The heart of the gospel is becoming a new community. The Holy Spirit's interruption of this world at Pentecost with a new community of Jews and gentiles, privileged and marginalized, is not realized in the church in the U.S. Ninety percent of African-American Christians worship in all-black churches. Ninety percent of white American Christians worship in all-white churches. Thirty years since the incredible victories of the civil rights movement, we continue to live in the trajectory of racial fragmentation. The biggest problem is that we don't see that as a problem.

For example, the mostly white Presbyterian church of which I am a member has a hundred-year history. Three blocks away from our church in Durham is an African-American church that also has a hundred-year history. For a century these two churches have existed three blocks apart but have not prayed together, read scripture together, celebrated communion together, or joined in common mission. We are doing some small things to change this, but basically Christians don't even ask what it means for us to be members of the one body of Christ in this city.

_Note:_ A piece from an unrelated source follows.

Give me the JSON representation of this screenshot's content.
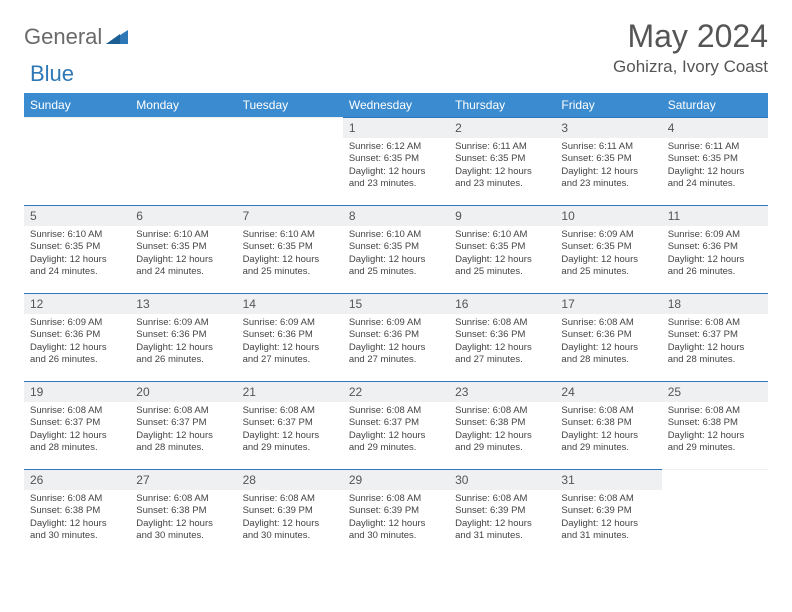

That's the challenge of this new era--to realize a common life. That wasn't possible during segregation--you would get killed for even praying together then. That doesn't happen now, but we still don't pray together.

I was struck by Spencer Perkins's comment, which appears in More Than Equals, that he wouldn't have bothered with racial reconciliation if he weren't a Christian.

Spencer was willing to speak the truth no matter where it led him--even if it led him to self-criticism or to criticism of fellow African Americans. He would say that black people aren't any more interested in reconciliation than white people.

Martin Luther King Jr. taught us that the oppressed may have to initiate reconciliation. The categories of "oppressed" and "oppressor" are problematic for Christians because we're all called to work for reconciliation. We're all called to become faithful whether it "works" or not. That's a hard message, but I think it is at the heart of what it means to be Christian.

In your books you tell of traveling with Spencer, and how, as you talked and laughed together in public, you would draw stares. You imagined people wondering if you two were musicians, or athletes, or gays. Those groups do a better job of bridging racial lines than the church does.

So does the military--that's the most integrated institution in America. Not the church. No one would think that maybe we were together because we were Christians.

When Spencer and I would go out to speak and stand side by side in front of an audience, we felt like half of our work had already been accomplished.

But it was far from easy. We were together only through years of blood, sweat and tears. But we were together, and that was our message.

How did the Antioch intentional community get started?

In 1983 many of us white members of Voice of Calvary thought things were going quite well in our church, but the African Americans believed there was racism in our midst and organized meetings to address it. There were many confrontations and many people left the church. It was a very painful time.